Líderes e partidos procurarão internalizar as lições que as ruas oferecem? Ou imaginam que, daqui a pouco, passado o calor das primeiras horas, as ondas que correm pelas avenidas de grandes e médias cidades tenderão a refluir? Se assim pensam, cometerão um erro comum ao agente político: achar que as coisas entrarão no baú do esquecimento. Esquecem que o copo transbordou. Atingimos o “ponto de quebra”. O país começou a fazer uma caminhada sem retorno. O povo quer dar um basta à empulhação. Ontem, era um povo descrente como um rio seco, um povo sem esperança como uma árvore desfolhada, sem viço e com a cor das coisas mortas. Hoje, são grupos que se mostram ativos, vivos, navegando nas águas caudalosas das mobilizações. Exibem vivacidade, dinamismo, determinação. Percebem que podem mudar o rumo das cidades e de suas próprias vidas. É a vibrante ascensão do que o sociólogo francês, Robert Lattes, chama de “autogestão técnica”. Significa que as pessoas sabem o que desejam, o ponto de chegada e os meios necessários para alcançá-lo. A expressão ganha força: o povo é dono de seu nariz. No contraponto, a imagem também popular é a de que o tempo do “Maria vai com as outras” dá adeus, fechando o ciclo da política de oportunistas.

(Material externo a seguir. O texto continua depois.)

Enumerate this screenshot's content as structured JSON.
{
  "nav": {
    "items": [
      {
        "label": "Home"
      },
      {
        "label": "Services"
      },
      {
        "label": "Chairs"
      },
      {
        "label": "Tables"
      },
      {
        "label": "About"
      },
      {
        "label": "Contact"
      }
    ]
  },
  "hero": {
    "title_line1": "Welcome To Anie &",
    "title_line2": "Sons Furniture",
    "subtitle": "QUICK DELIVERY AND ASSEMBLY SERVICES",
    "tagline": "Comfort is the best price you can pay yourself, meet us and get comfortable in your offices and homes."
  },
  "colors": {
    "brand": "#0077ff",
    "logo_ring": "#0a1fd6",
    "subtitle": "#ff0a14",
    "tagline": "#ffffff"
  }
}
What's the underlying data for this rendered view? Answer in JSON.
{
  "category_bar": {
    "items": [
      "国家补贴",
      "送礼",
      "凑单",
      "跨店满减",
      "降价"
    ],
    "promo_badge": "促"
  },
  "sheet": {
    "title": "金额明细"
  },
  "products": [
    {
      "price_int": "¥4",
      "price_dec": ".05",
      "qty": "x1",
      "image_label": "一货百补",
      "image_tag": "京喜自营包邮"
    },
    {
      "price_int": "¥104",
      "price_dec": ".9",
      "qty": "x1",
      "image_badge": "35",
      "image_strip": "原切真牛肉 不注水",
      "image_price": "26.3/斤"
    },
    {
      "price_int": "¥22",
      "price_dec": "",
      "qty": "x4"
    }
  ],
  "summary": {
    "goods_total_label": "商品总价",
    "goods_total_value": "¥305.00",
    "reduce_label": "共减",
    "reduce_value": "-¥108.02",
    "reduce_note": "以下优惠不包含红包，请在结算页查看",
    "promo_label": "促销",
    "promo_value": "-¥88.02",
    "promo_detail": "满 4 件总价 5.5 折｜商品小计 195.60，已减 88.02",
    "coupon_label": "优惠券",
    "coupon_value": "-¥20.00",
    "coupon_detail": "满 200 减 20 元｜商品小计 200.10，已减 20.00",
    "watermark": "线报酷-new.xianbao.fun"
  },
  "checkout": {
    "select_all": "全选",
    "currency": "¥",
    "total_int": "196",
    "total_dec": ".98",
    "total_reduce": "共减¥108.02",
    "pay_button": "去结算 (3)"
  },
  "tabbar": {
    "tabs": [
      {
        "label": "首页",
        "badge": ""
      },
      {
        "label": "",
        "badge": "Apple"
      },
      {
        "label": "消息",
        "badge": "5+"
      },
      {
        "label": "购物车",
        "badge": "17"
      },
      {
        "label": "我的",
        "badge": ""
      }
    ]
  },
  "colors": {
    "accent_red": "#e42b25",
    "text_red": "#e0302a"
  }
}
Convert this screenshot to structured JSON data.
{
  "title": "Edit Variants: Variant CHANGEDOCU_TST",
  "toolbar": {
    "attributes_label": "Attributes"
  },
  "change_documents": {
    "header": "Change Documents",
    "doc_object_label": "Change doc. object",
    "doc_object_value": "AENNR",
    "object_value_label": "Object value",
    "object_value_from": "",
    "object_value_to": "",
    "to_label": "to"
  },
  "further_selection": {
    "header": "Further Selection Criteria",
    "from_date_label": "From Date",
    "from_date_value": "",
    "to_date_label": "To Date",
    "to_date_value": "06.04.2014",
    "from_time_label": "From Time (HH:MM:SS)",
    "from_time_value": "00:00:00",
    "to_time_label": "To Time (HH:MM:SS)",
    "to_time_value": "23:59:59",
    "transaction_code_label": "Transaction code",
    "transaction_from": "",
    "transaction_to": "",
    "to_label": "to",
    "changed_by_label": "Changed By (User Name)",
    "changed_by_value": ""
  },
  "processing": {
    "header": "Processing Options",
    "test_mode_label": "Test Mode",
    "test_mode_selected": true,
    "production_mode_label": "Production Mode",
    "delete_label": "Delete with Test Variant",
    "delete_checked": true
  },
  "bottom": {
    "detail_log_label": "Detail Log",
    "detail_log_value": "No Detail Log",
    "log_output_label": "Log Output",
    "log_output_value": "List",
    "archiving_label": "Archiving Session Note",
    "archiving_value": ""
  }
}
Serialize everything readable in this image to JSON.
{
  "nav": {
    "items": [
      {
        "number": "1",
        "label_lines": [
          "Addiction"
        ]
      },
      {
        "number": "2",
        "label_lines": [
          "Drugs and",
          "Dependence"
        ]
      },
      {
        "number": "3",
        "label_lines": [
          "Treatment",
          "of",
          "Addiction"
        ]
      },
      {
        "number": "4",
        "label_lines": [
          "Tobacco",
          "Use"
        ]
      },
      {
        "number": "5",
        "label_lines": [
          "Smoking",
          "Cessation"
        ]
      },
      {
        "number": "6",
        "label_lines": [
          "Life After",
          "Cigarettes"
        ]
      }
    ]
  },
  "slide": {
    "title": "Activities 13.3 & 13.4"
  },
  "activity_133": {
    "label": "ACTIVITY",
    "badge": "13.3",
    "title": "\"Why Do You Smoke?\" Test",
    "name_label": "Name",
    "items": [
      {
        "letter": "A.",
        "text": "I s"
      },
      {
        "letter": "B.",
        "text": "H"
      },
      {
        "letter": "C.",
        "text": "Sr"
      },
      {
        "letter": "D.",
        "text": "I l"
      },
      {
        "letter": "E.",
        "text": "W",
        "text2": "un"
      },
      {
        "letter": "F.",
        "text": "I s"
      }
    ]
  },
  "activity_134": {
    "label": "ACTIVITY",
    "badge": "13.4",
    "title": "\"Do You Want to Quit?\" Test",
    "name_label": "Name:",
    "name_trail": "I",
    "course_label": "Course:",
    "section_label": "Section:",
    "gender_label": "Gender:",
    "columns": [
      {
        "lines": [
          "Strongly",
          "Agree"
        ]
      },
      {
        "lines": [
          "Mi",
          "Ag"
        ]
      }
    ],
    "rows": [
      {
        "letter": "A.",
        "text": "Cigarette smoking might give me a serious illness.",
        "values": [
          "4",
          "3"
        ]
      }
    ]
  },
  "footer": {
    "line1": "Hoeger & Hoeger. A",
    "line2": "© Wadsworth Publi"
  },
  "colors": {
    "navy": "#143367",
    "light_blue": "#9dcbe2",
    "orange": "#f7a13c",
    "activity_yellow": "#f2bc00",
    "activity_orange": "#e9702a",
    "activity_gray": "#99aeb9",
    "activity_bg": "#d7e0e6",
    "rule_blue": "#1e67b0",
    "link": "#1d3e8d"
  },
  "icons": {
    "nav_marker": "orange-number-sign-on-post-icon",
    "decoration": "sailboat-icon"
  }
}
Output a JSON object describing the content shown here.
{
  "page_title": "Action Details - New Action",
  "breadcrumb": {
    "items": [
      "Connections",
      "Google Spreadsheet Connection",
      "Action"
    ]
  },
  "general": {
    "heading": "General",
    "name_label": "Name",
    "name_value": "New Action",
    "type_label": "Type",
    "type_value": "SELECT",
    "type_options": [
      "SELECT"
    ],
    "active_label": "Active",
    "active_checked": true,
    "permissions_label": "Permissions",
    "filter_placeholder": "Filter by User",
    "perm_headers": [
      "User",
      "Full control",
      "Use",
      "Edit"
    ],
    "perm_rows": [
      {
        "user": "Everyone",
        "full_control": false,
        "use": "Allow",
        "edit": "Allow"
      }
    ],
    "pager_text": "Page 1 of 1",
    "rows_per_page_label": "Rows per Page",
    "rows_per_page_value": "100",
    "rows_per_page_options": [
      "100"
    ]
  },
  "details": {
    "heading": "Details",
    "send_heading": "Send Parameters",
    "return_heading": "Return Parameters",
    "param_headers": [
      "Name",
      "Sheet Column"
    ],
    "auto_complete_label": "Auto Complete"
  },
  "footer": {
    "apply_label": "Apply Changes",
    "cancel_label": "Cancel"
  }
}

São esses alguns sinais que haverão de contribuir para a formação de um perfil político mais atinente ao espírito do tempo, ou seja, capaz de capaz de atrelar a locomotiva da ética aos carros do trem da política. A chama ética poderá se transformar na chama a iluminar as reformas fundamentais que a sociedade clama, a partir da reforma política. O Brasil clama por partidos e agentes que desfraldem a bandeira de uma sociedade mais convivial. Sob o lema de um Estado muito perto da Nação.